Critics say that the faith-based office isn't enough of a priority at the White House and that faith leaders who were consulted regularly during the campaign are now simply copied on pro-forma e-mails. They complain that Obama is no longer using the faith language that he employed as a candidate to frame his policy goals, and that before the new faith council convened, some of the most controversial questions, including religious hiring and abortion, were taken off the table.
"We're wondering if religiously driven voices really have a voice at the table," said David Gushee, an evangelical ethicist who has been in regular contact with Obama's team since the presidential campaign. And whether "gatekeepers around the president are thinking he has more important constituencies to pay attention to."
But even critics acknowledge that it is too early to judge the ultimate impact of the largest part of the Office of Faith-Based and Neighborhood Partnerships -- the 12 offices based in federal agencies meant to create a bridge between faith-based and grass-roots nonprofits and the government. And several members of the faith council argue that it will be easier to measure their results once the president receives their recommendations on fatherhood, interreligious cooperation, economic recovery and other issues.
A low-key strategy
The White House's faith operation and its supporters say they are pursuing a less controversial, more low-key strategy than Bush, who declared it his mission to remove legal barriers for religious organizations so they could work with -- and get money from -- the government.
Joshua DuBois, the office's director, said in an interview this week that his team is helping small faith-based groups around the country do things such as fight H1N1 and home foreclosures. "It takes a long time to measure impact," he said.
The president regularly seeks out religious guidance in shaping policy decisions, DuBois said.
But some of Obama's religious supporters are worried that the progress the Democratic Party has made during the past few years in engaging people of faith is in danger of being lost.
Others, including Jim Wallis, leader of the progressive faith movement Sojourners, who has served on the White House council, said he hopes to see the president engage with the faith community on a much deeper level on domestic and foreign policy. "I want him to listen to faith groups as much as he listens to people on Wall Street," Wallis said. "I want him to listen to faith groups as much as military leaders on Afghanistan."

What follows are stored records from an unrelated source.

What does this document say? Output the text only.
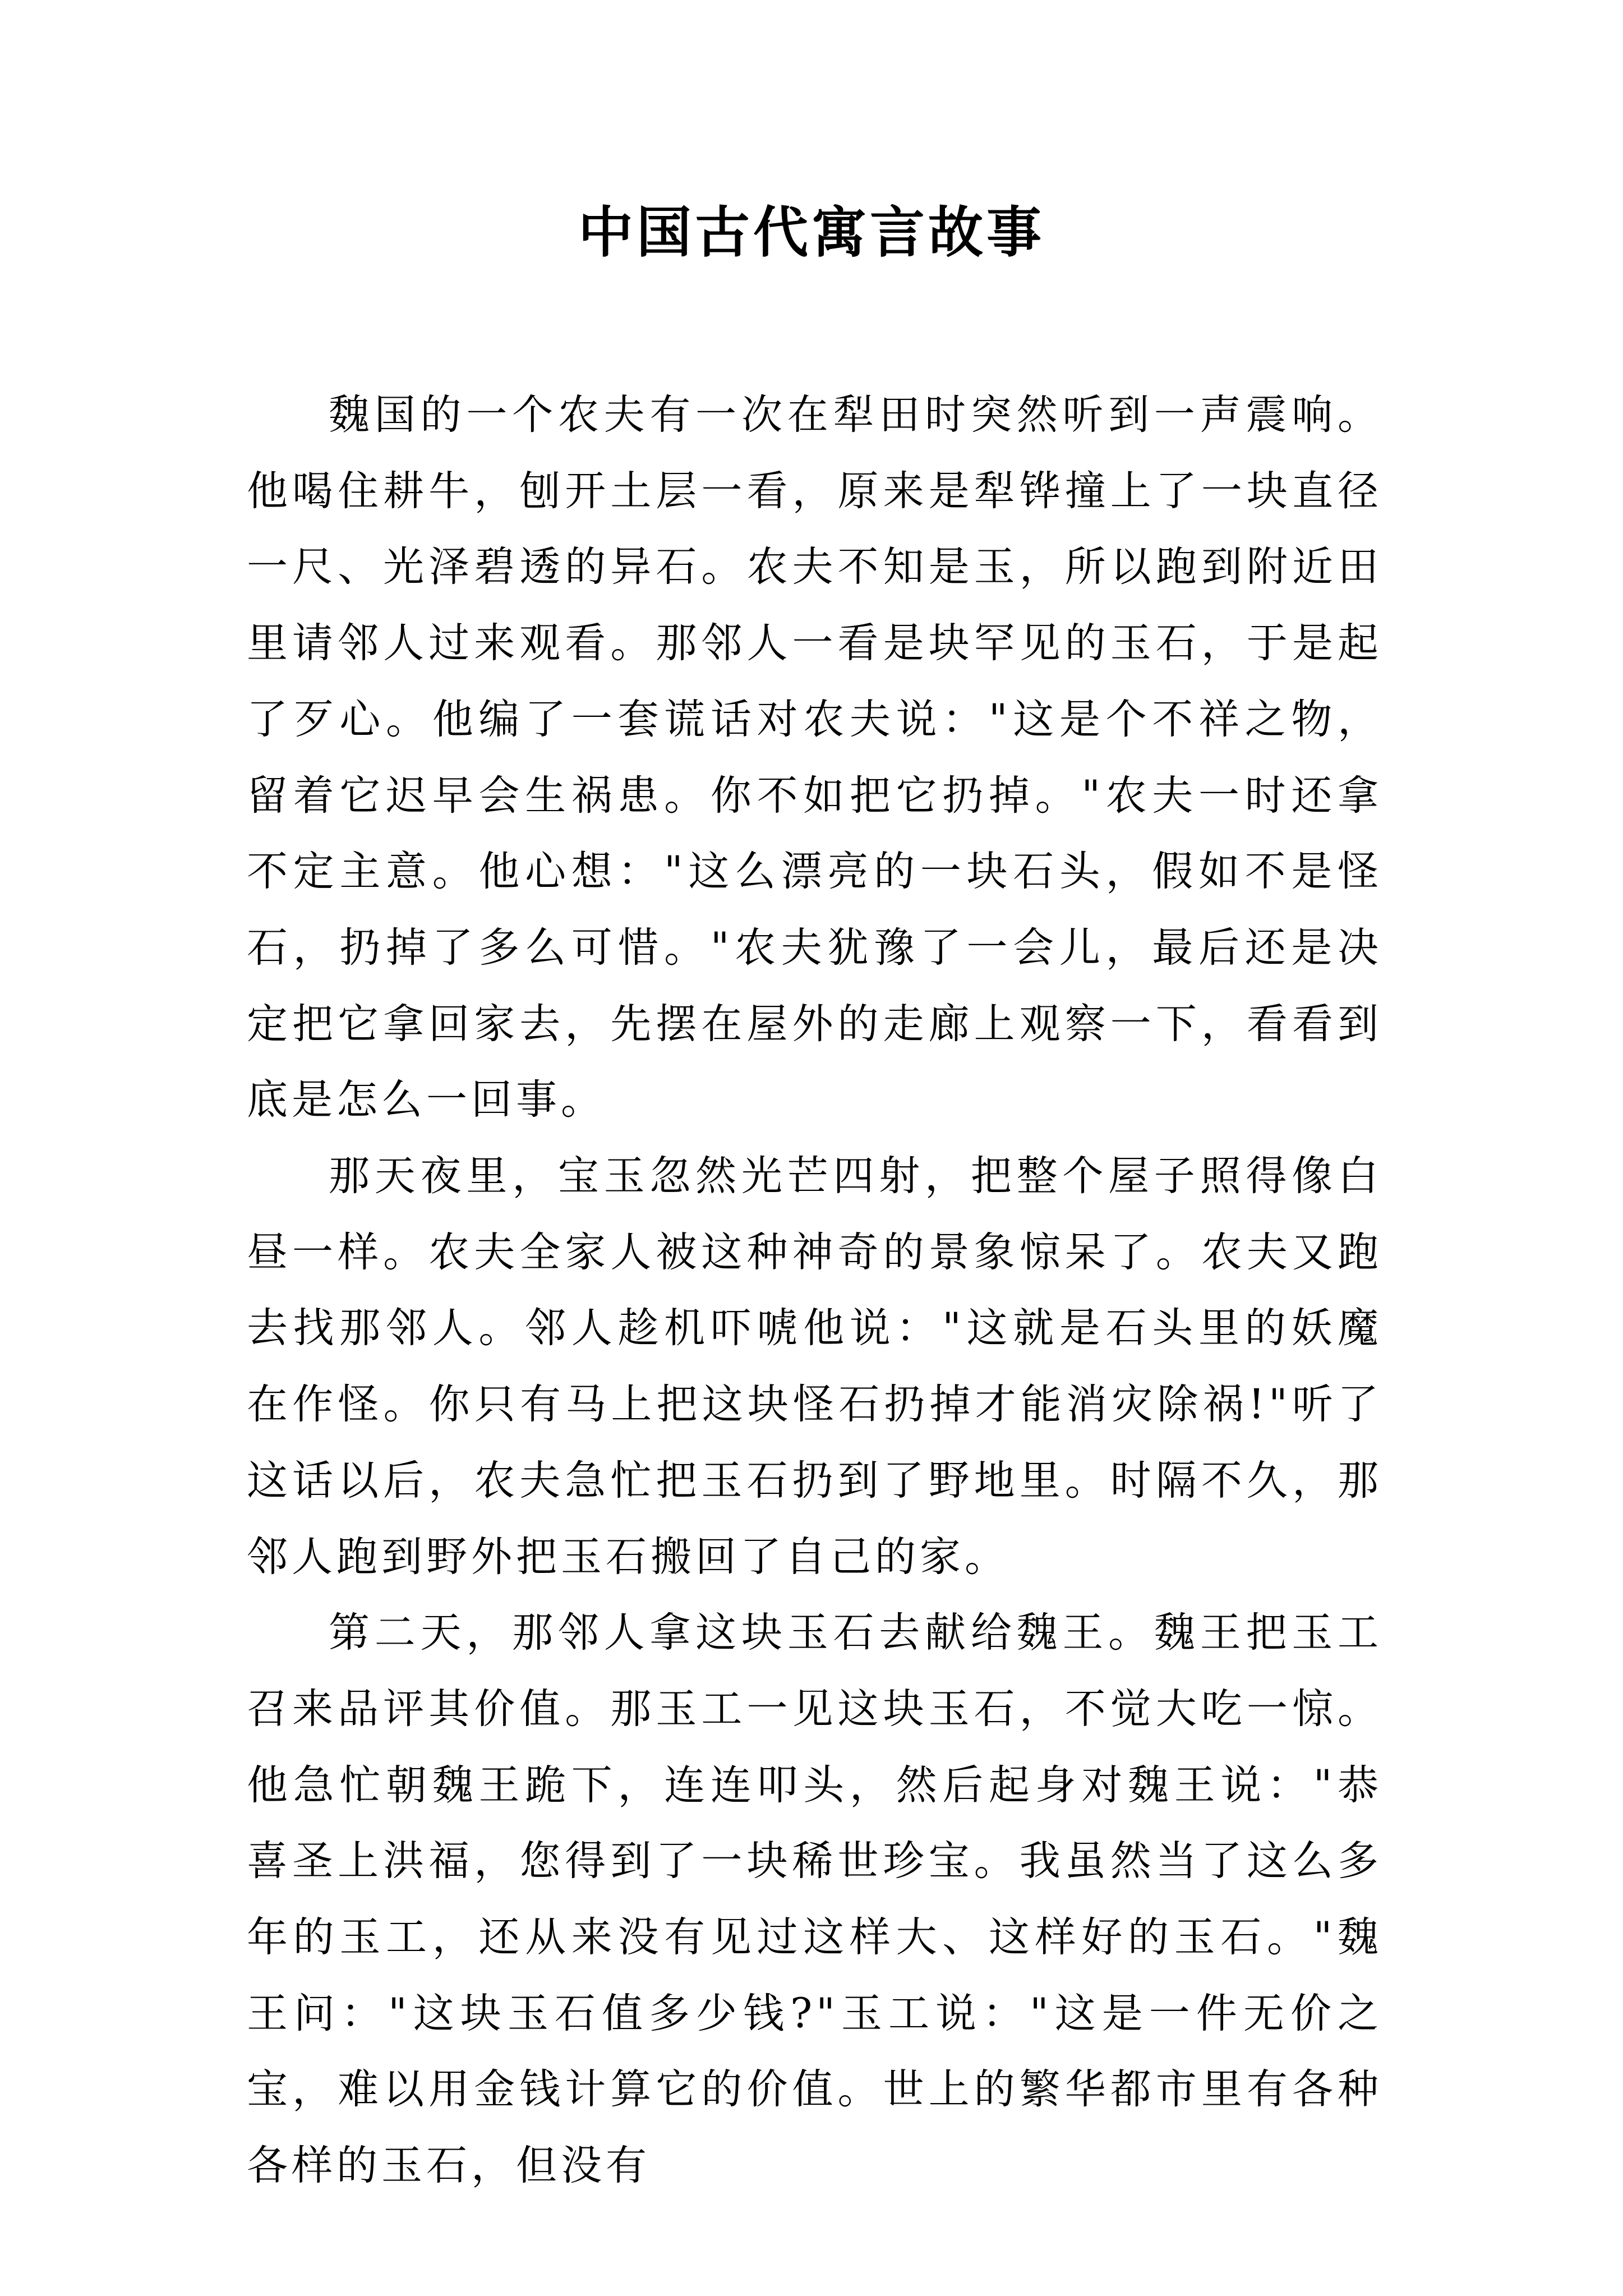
中国古代寓言故事

魏国的一个农夫有一次在犁田时突然听到一声震响。他喝住耕牛，刨开土层一看，原来是犁铧撞上了一块直径一尺、光泽碧透的异石。农夫不知是玉，所以跑到附近田里请邻人过来观看。那邻人一看是块罕见的玉石，于是起了歹心。他编了一套谎话对农夫说："这是个不祥之物，留着它迟早会生祸患。你不如把它扔掉。"农夫一时还拿不定主意。他心想："这么漂亮的一块石头，假如不是怪石，扔掉了多么可惜。"农夫犹豫了一会儿，最后还是决定把它拿回家去，先摆在屋外的走廊上观察一下，看看到底是怎么一回事。

那天夜里，宝玉忽然光芒四射，把整个屋子照得像白昼一样。农夫全家人被这种神奇的景象惊呆了。农夫又跑去找那邻人。邻人趁机吓唬他说："这就是石头里的妖魔在作怪。你只有马上把这块怪石扔掉才能消灾除祸!"听了这话以后，农夫急忙把玉石扔到了野地里。时隔不久，那邻人跑到野外把玉石搬回了自己的家。

第二天，那邻人拿这块玉石去献给魏王。魏王把玉工召来品评其价值。那玉工一见这块玉石，不觉大吃一惊。他急忙朝魏王跪下，连连叩头，然后起身对魏王说："恭喜圣上洪福，您得到了一块稀世珍宝。我虽然当了这么多年的玉工，还从来没有见过这样大、这样好的玉石。"魏王问："这块玉石值多少钱?"玉工说："这是一件无价之宝，难以用金钱计算它的价值。世上的繁华都市里有各种各样的玉石，但没有
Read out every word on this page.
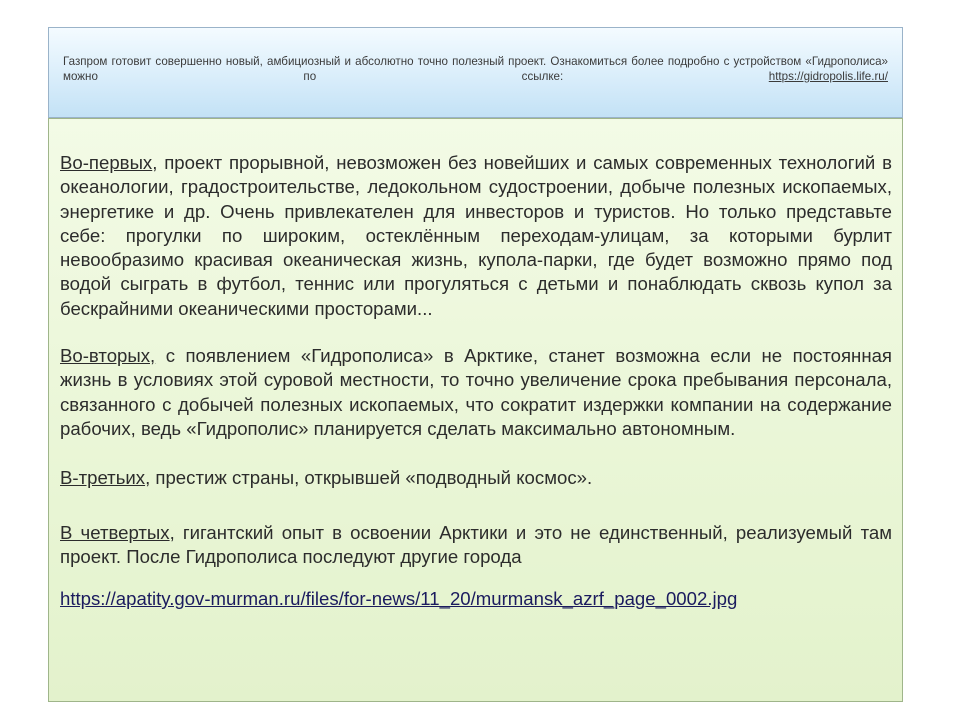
Газпром готовит совершенно новый, амбициозный и абсолютно точно полезный проект. Ознакомиться более подробно с устройством «Гидрополиса» можно по ссылке:	https://gidropolis.life.ru/

Во-первых, проект прорывной, невозможен без новейших и самых современных технологий в океанологии, градостроительстве, ледокольном судостроении, добыче полезных ископаемых, энергетике и др. Очень привлекателен для инвесторов и туристов. Но только представьте себе: прогулки по широким, остеклённым переходам-улицам, за которыми бурлит невообразимо красивая океаническая жизнь, купола-парки, где будет возможно прямо под водой сыграть в футбол, теннис или прогуляться с детьми и понаблюдать сквозь купол за бескрайними океаническими просторами...

Во-вторых, с появлением «Гидрополиса» в Арктике, станет возможна если не постоянная жизнь в условиях этой суровой местности, то точно увеличение срока пребывания персонала, связанного с добычей полезных ископаемых, что сократит издержки компании на содержание рабочих, ведь «Гидрополис» планируется сделать максимально автономным.

В-третьих, престиж страны, открывшей «подводный космос».

В четвертых, гигантский опыт в освоении Арктики и это не единственный, реализуемый там проект. После Гидрополиса последуют другие города

https://apatity.gov-murman.ru/files/for-news/11_20/murmansk_azrf_page_0002.jpg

DuBois, however, said the council's first job is to suggest ways to build bridges between faith-based groups and the government, not to advise the president on policy.
'What happened?'
Stanley Carlson-Thies, who helped set up the Bush office and now sits on one of the Obama faith council's task forces, said he has noticed a change in tone from the previous administration. There had been a clear reaching out to faith groups, he said, but now the attitude is: "We're the government, doing wonderful things, YOU can come join US."
The operation is less visible than before, Carlson-Thies said. "People say, 'Oh, what happened to that faith-based initiative?' "
There is in fact less public talk about the office, according to the Pew Forum on Religion and Public Life, which found that more than five times as many newspaper stories were written about the first six months of Bush's faith office, compared with Obama's (281 to 50). According to researcher Stephanie Boddie, that partly had to do with the church-state legal disputes Bush was tackling.
Under Obama, criticism began soon after he took office, when DuBois announced that the council would not take up one of the most contentious issues: whether faith-based groups receiving public money can discriminate in hiring. While Obama had said as a candidate that he was opposed to such discrimination, DuBois said early last year that the Justice Department would review potential problems "on a case-by-case basis." Asked this week for examples of current cases, DuBois said only that the administration is still reviewing the subject.
Groups that advocate for church-state separation are pushing for Obama to lift Bush-era legal measures that protect the right of religious groups to discriminate.
"The faith-based initiative has serious constitutional defects, and it's time for a fix," said the Rev. Barry W. Lynn, executive director of Americans United for Separation of Church and State. "Billions of federal tax dollars are going out the door without adequate religious liberty and civil rights safeguards."
More diverse voices
The 25-member faith council has won praise for bringing a much wider range of religious voices into the White House than under Bush. It includes people representing various faith groups and political ideologies.
Under Bush, "unless you were part of a specific strain of Christian, it was very difficult to get a conversation with the White House. Now there is sharing of information much more broadly," said the Rev. Peg Chemberlin, president of the National Council of Churches and a council member.
And senior Obama adviser Valerie Jarrett said that DuBois has the confidence and the ear of the president. "Josh has the kind of relationship where he has access whenever he needs it," she said.
Still, for some advocates of a strong faith-based operation, the Obama White House doesn't seem aggressive enough.
"I don't see it getting any press attention or making headway on initiatives in Congress or tackling any of the controversies that need to be addressed," said Jim Towey, director of the office under Bush. "There are worries that all those worst fears about it just being a political outreach office are being realized."